This week for Cooking With Kayla, we decided to put together Gluten-Free Scalloped Potatoes. I have an abundance of potatoes right now, due to a great sale at my local grocery outlet for right around $0.17/pound, so I was looking for a good way to use them. Kayla has never learned to peel and slice potatoes yet due to my concerns over her losing a finger, but I figured that at 9 years old, it was about time.

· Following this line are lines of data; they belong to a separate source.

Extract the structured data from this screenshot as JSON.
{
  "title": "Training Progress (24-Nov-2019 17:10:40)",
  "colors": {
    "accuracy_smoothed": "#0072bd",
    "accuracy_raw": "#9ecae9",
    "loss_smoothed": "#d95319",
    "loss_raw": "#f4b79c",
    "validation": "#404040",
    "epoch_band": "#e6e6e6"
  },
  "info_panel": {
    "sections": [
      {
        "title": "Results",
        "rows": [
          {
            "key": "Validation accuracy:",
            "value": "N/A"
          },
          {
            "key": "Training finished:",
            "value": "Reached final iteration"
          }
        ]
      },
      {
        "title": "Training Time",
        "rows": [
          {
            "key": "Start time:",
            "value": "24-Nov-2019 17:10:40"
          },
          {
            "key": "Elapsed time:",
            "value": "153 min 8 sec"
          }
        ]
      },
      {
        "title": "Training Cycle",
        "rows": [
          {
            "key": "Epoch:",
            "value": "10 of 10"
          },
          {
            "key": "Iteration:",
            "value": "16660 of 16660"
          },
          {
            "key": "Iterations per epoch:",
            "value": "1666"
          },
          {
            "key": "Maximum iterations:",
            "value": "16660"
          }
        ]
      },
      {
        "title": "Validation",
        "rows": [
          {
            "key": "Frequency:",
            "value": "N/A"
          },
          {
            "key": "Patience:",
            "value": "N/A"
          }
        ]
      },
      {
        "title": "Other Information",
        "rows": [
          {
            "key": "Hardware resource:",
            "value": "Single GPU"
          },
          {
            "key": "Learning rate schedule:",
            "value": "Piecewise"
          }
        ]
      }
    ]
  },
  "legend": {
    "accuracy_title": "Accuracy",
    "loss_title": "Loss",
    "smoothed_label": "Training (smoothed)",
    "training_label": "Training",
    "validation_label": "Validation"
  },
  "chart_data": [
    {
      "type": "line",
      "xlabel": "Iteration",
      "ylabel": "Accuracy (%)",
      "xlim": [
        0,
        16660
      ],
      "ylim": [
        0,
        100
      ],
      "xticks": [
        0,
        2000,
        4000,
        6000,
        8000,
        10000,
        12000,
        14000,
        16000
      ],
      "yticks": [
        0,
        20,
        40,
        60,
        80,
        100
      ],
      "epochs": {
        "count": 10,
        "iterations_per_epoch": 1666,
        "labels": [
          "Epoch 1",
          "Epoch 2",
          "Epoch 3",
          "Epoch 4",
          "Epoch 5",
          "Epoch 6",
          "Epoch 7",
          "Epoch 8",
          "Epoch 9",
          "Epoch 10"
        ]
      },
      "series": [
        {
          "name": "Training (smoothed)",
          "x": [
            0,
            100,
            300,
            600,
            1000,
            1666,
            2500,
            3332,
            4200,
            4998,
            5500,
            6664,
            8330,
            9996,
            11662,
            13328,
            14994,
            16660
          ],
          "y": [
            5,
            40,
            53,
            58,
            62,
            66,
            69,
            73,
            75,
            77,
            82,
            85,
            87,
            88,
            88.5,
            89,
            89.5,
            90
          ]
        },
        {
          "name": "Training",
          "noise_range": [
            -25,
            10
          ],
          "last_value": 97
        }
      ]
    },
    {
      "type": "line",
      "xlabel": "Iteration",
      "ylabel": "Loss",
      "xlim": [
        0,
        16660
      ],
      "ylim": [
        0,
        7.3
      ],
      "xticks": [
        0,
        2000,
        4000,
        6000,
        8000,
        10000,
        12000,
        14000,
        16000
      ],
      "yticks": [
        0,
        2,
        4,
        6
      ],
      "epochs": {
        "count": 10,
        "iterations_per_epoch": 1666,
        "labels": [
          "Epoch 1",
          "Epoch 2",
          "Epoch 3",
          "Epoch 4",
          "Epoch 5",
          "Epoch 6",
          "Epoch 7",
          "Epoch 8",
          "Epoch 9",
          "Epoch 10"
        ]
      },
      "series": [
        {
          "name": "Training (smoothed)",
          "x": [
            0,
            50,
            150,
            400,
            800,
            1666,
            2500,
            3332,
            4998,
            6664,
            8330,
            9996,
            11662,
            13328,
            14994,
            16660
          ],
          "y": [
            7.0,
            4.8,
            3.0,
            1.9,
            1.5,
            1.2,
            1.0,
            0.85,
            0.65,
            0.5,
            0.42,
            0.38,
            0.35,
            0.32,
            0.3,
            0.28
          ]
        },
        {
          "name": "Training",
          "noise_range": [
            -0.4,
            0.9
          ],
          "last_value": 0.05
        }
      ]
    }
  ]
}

Kayla got to peeling and slicing, while I stirred together the sauce. She did a great job. The first potato took a little while, but with the second one she joyfully announced “this one only took me half as long”!
Here’s our recipe:
- 2 tablespoons butter
- 3 tablespoons Gluten-Free Flour Mix
- Salt and pepper to taste
- 1-1/2 cups milk
- 1 cup cheese (we used sharp cheddar)
- 2 pounds potatoes, peeled and thinly sliced (we used 10 small potatoes)
- 1 onion, chopped
1) Peel and slice potatoes. Place in the bottom of a greased 2 quart baking dish.
2) In a skillet, melt butter. Stir in GF flour mix, salt, and pepper until smooth. Add milk gradually, stirring thoroughly. Bring the mixture to a boil, then cook and stir until thickened. It won’t take long.
3) Add cheese to milk and flour mixture, and stir just until melted. Pour over potatoes.
4) Cover and bake at 350 for 45 minutes to 1 hour. Uncover, then bake 10-15 minutes longer until the potatoes are tender and the casserole is bubbly.
As with all recipes, make sure your ingredients are gluten-free and meet your family’s dietary needs!